Таким образом, оказалось, что в европейской гуманитарной и вообще научной мысли развивается некоторое общее движение; символом нового сознания, нового научного мышления стали работы Эйнштейна и других представителей неклассической физики, математики и т. д. Новые общие установки сознания привели к тому, что закладывались и новые основы исторического познания.

Для советских историков этот «коперниканский переворот», как он был впоследствии квалифицирован в западной историографии, оставался книгой за семью печатями. Сочинения Блока и Февра публиковались с начала 20–х годов, наиболее капитальные их работы появились в конце 30–х, в 40–е годы, у Февра есть работы 50–х годов. Но в нашей стране они были доступны весьма ограниченному числу историков, которые в лекциях об этом не говорили, в своих работах эти имена чаще всего не упоминали, а если и упоминали, то в критическом ключе.

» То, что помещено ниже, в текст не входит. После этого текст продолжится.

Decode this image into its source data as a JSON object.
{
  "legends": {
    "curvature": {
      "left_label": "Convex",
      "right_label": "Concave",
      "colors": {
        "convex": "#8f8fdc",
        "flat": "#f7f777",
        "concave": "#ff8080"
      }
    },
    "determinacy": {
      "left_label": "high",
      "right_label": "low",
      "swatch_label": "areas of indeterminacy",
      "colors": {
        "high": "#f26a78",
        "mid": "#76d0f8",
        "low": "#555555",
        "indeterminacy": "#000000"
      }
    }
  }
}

Какими бы выдающимися историками ни являлись эти французские ученые, все‑таки это были, с тогдашней точки зрения, «буржуазные» ученые, и относиться к ним надлежало очень настороженно. Характерен такой пример. Когда А. И. Неусыхину было двадцать пять — двадцать семь лет, на него огромное впечатление произвели работы М. Вебера, и он решил в своих статьях рассказать о нем советскому читателю. Вебер должен быть освоен, как и другие достижения передовой мысли, полагал он. Но знакомясь с этими статьями Неусыхина, я обнаружил отчетливую тенденцию подтянуть, приблизить Вебера к Марксу, сгладить очевидные противоречия между ними, сделать его приемлемым. И все же ортодоксы тотчас же подвергли Неусыхина резкой критике..

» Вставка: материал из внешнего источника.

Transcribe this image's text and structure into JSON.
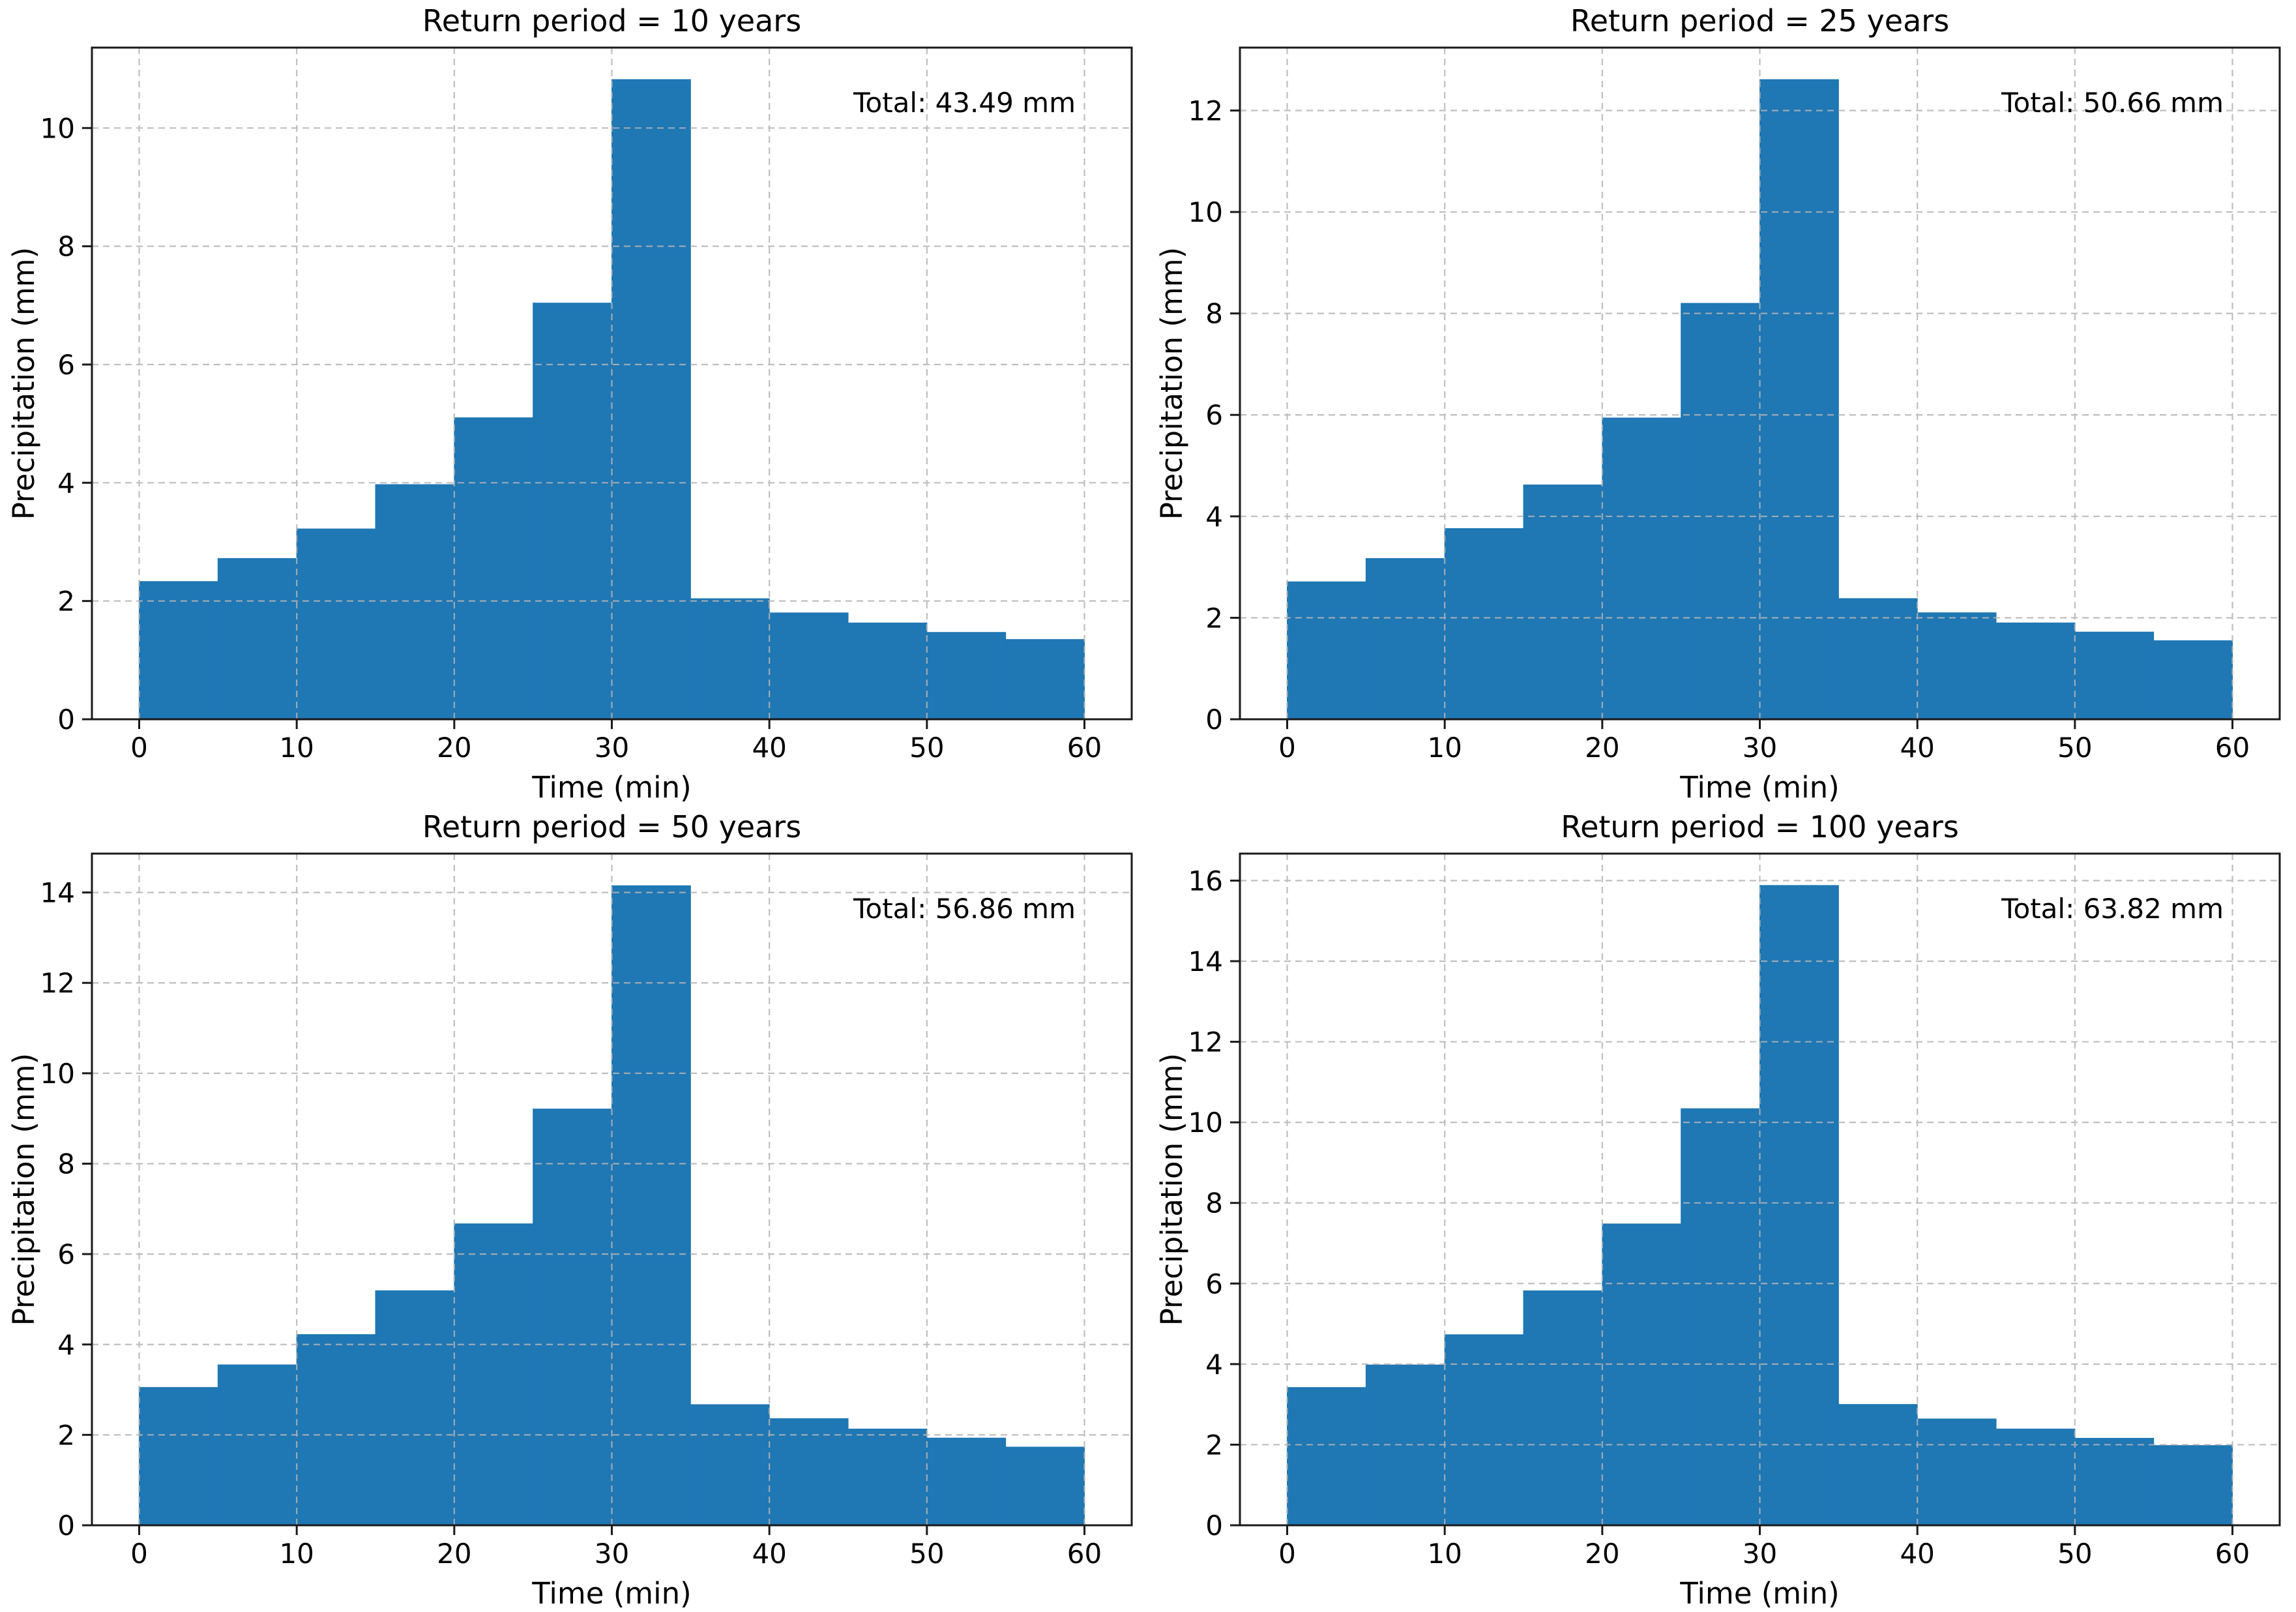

Как развивается научное знание? Существовало, наверное, и до сих пор существует представление, что в недрах научных школ ученые постепенно приходят к исчерпанию традиционной проблематики, исчерпанию материала исследования. Сознание этого тупика заставляет их сформулировать новые проблемы, открыть новые горизонты, и тогда мы переходим на другой, более высокий этап анализа. Со всей определенностью должен сказать, что мой личный опыт и наблюдения над опытом моих коллег противоречат этому. Мы топтались на месте в пределах этого кабинета с контурными картами и сами выйти к новой проблематике были не в состоянии. И если в конечном итоге некоторые из нас, как, например, я, вырвались из плена, то не потому, что в недрах нашего старого ремесла сами сумели сформулировать новые проблемы.

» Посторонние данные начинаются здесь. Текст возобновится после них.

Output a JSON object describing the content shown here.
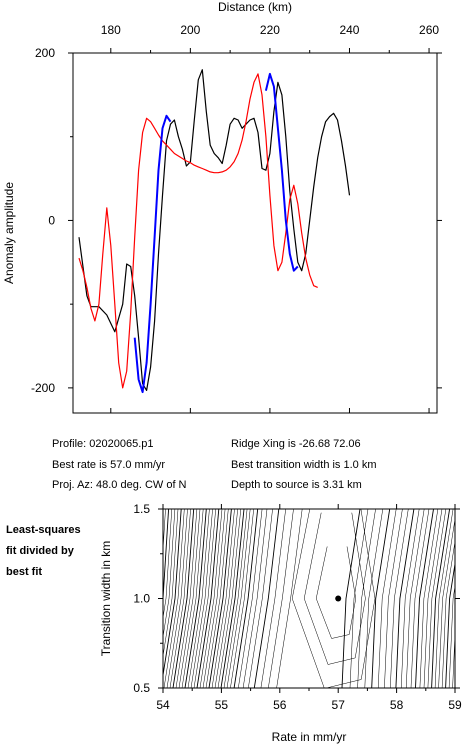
{
  "profile_chart": {
    "type": "line",
    "xlabel": "Distance (km)",
    "ylabel": "Anomaly amplitude",
    "xlim": [
      170.5,
      262
    ],
    "ylim": [
      -230,
      200
    ],
    "x_ticks": [
      180,
      200,
      220,
      240,
      260
    ],
    "y_ticks": [
      200,
      0,
      -200
    ],
    "series": [
      {
        "color": "#000000",
        "points": [
          [
            172,
            -20
          ],
          [
            174,
            -90
          ],
          [
            175,
            -103
          ],
          [
            177,
            -103
          ],
          [
            179,
            -113
          ],
          [
            181,
            -133
          ],
          [
            183,
            -100
          ],
          [
            184,
            -52
          ],
          [
            185,
            -55
          ],
          [
            186,
            -90
          ],
          [
            187,
            -140
          ],
          [
            188,
            -195
          ],
          [
            189,
            -203
          ],
          [
            190,
            -175
          ],
          [
            191,
            -120
          ],
          [
            192,
            -40
          ],
          [
            193,
            30
          ],
          [
            194,
            95
          ],
          [
            195,
            115
          ],
          [
            196,
            120
          ],
          [
            197,
            100
          ],
          [
            198,
            85
          ],
          [
            199,
            65
          ],
          [
            200,
            70
          ],
          [
            201,
            120
          ],
          [
            202,
            168
          ],
          [
            203,
            180
          ],
          [
            204,
            130
          ],
          [
            205,
            90
          ],
          [
            206,
            80
          ],
          [
            207,
            75
          ],
          [
            208,
            68
          ],
          [
            209,
            90
          ],
          [
            210,
            115
          ],
          [
            211,
            122
          ],
          [
            212,
            120
          ],
          [
            213,
            110
          ],
          [
            214,
            115
          ],
          [
            215,
            120
          ],
          [
            216,
            122
          ],
          [
            217,
            105
          ],
          [
            218,
            62
          ],
          [
            219,
            60
          ],
          [
            220,
            80
          ],
          [
            221,
            130
          ],
          [
            222,
            165
          ],
          [
            223,
            150
          ],
          [
            224,
            100
          ],
          [
            225,
            35
          ],
          [
            226,
            -10
          ],
          [
            227,
            -50
          ],
          [
            228,
            -60
          ],
          [
            229,
            -40
          ],
          [
            230,
            0
          ],
          [
            231,
            40
          ],
          [
            232,
            75
          ],
          [
            233,
            100
          ],
          [
            234,
            118
          ],
          [
            235,
            124
          ],
          [
            236,
            128
          ],
          [
            237,
            120
          ],
          [
            238,
            95
          ],
          [
            239,
            65
          ],
          [
            240,
            30
          ]
        ]
      },
      {
        "color": "#ff0000",
        "points": [
          [
            172,
            -45
          ],
          [
            173,
            -60
          ],
          [
            174,
            -80
          ],
          [
            175,
            -105
          ],
          [
            176,
            -120
          ],
          [
            177,
            -100
          ],
          [
            178,
            -40
          ],
          [
            179,
            15
          ],
          [
            180,
            -30
          ],
          [
            181,
            -100
          ],
          [
            182,
            -170
          ],
          [
            183,
            -200
          ],
          [
            184,
            -180
          ],
          [
            185,
            -110
          ],
          [
            186,
            -20
          ],
          [
            187,
            60
          ],
          [
            188,
            105
          ],
          [
            189,
            122
          ],
          [
            190,
            118
          ],
          [
            191,
            110
          ],
          [
            192,
            102
          ],
          [
            193,
            95
          ],
          [
            194,
            90
          ],
          [
            195,
            85
          ],
          [
            196,
            80
          ],
          [
            197,
            77
          ],
          [
            198,
            74
          ],
          [
            199,
            71
          ],
          [
            200,
            69
          ],
          [
            201,
            66
          ],
          [
            202,
            64
          ],
          [
            203,
            62
          ],
          [
            204,
            60
          ],
          [
            205,
            58
          ],
          [
            206,
            57
          ],
          [
            207,
            57
          ],
          [
            208,
            58
          ],
          [
            209,
            60
          ],
          [
            210,
            64
          ],
          [
            211,
            70
          ],
          [
            212,
            80
          ],
          [
            213,
            96
          ],
          [
            214,
            118
          ],
          [
            215,
            145
          ],
          [
            216,
            165
          ],
          [
            217,
            175
          ],
          [
            218,
            150
          ],
          [
            219,
            100
          ],
          [
            220,
            30
          ],
          [
            221,
            -30
          ],
          [
            222,
            -60
          ],
          [
            223,
            -50
          ],
          [
            224,
            -15
          ],
          [
            225,
            25
          ],
          [
            226,
            42
          ],
          [
            227,
            20
          ],
          [
            228,
            -15
          ],
          [
            229,
            -45
          ],
          [
            230,
            -65
          ],
          [
            231,
            -78
          ],
          [
            232,
            -80
          ]
        ]
      },
      {
        "color": "#0000ff",
        "points": [
          [
            186,
            -140
          ],
          [
            187,
            -190
          ],
          [
            188,
            -205
          ],
          [
            189,
            -170
          ],
          [
            190,
            -100
          ],
          [
            191,
            -20
          ],
          [
            192,
            60
          ],
          [
            193,
            110
          ],
          [
            194,
            125
          ],
          [
            195,
            118
          ]
        ]
      },
      {
        "color": "#0000ff",
        "points": [
          [
            219,
            155
          ],
          [
            220,
            175
          ],
          [
            221,
            160
          ],
          [
            222,
            110
          ],
          [
            223,
            60
          ],
          [
            224,
            0
          ],
          [
            225,
            -40
          ],
          [
            226,
            -60
          ],
          [
            227,
            -55
          ]
        ]
      }
    ]
  },
  "contour_chart": {
    "type": "contour",
    "xlabel": "Rate in mm/yr",
    "ylabel": "Transition width in km",
    "xlim": [
      54,
      59
    ],
    "ylim": [
      0.5,
      1.5
    ],
    "x_ticks": [
      54,
      55,
      56,
      57,
      58,
      59
    ],
    "y_ticks": [
      0.5,
      1.0,
      1.5
    ],
    "best_fit": {
      "rate": 57.0,
      "width": 1.0
    }
  },
  "info": {
    "profile": "Profile: 02020065.p1",
    "best_rate": "Best rate is 57.0 mm/yr",
    "proj_az": "Proj. Az: 48.0 deg. CW of N",
    "ridge_xing": "Ridge Xing is -26.68 72.06",
    "best_transition": "Best transition width is 1.0 km",
    "depth": "Depth to source is   3.31 km"
  },
  "side_label": [
    "Least-squares",
    "fit divided by",
    "best fit"
  ]
}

Новые проблемы в историческую науку первой половины — середины XX столетия пришли из другой отрасли гуманитарного знания. Сама историческая наука зашла в тупик. Но наиболее мудрые историки разглядели, наконец, что существуют не только историческое познание в собственном смысле, но и археология, и этнология (или, как ее стали называть на Западе, антропология), и ряд других научных дисциплин. Они прибегли к междисциплинарному подходу, что впоследствии стало неким общим заклинанием, и тогда появилась возможность вырваться из того заколдованного круга, в котором мы топтались.

В XIX веке и в особенности в XX — с того времени, когда началось падение колониальных империй, — получила развитие этнография. Первоначально ее предметом было простое наблюдение быта и нравов «отсталых», как их называли, народов. Но затем она приобрела более высокий статус, превратилась в антропологию, науку, которая пытается раскрыть внутренние структуры архаических обществ, обнаружить психологические и социальные механизмы, обеспечивающие их функционирование, и выяснить особенности этого функционирования по сравнению с обществами европейскими.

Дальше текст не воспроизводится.